Any suggestions on why is it not working. it’s not clear how to give some sort of plot of the effects of one variable in the interaction as the other changes and the associated uncertainty (i.e. a marginal effects plot). TIA.

Hi @nohemihuanca, welcome to the Stan forums.

I don’t know much about the posterior_survfit() function, but I’m tagging the author
@sambrilleman. Sam any idea what’s going on here? Is this a bug or is there a misunderstanding?

1 Like

hey @nohemihuanca. Sorry this was confusing for you.

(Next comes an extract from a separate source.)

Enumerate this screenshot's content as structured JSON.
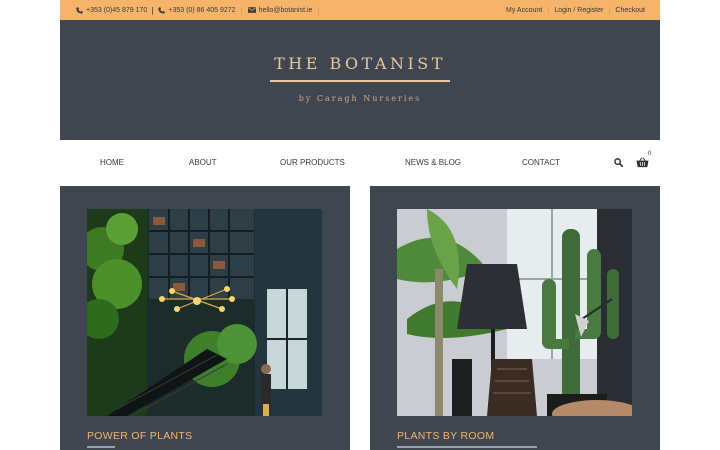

So I think the first issue (at least with the reproducible example) is simply the name of the newdata argument in posterior_survfit(). I think in that example you have specified newdataEvent instead of just newdata. The newdataLong / newdataEvent arguments are only for predictions from joint models (i.e. stanjm objects). It should really throw an informative error when you specify that by accident, but I mustn’t have considered that, so instead your misspecified newdataEvent is just getting absorbed as one of the additional ... arguments and the model estimation dataset is being used in the predictions instead.

Hopefully that will fix the issue you are seeing.

But that hasn’t solved it entirely. When you specify newdata = nd_t you will get another error in your reprex (at least I did):

> pos=posterior_survfit(mod, type="surv",
+                       newdata=nd_t,
+                       times = 0)
Error: The following variables are missing from the data: subplot_by_site, New.Species.name

It seems you will have to specify something for the grouping factors. It depends what you want to do. If you want to predict based on the random effects for a specific group then just specify their subplot_by_site and New.Species.name in the newdata.

Alternatively, if you want to marginalise over the random effects for each of those grouping factors, then from memory you need to specify a value for each of the grouping factors that doesn’t correspond to a group in the estimation dataset. This is way more clunky than stan_glmer so we should endeavour to fix this. I am also encountering a bug with new levels when the grouping variable is a character variable (@jonah fyi – I think this is a bug here because the object$xlevs includes “x levels” for the grouping factors, but ideally it shouldn’t because otherwise new groups can’t be included in the prediction model frame).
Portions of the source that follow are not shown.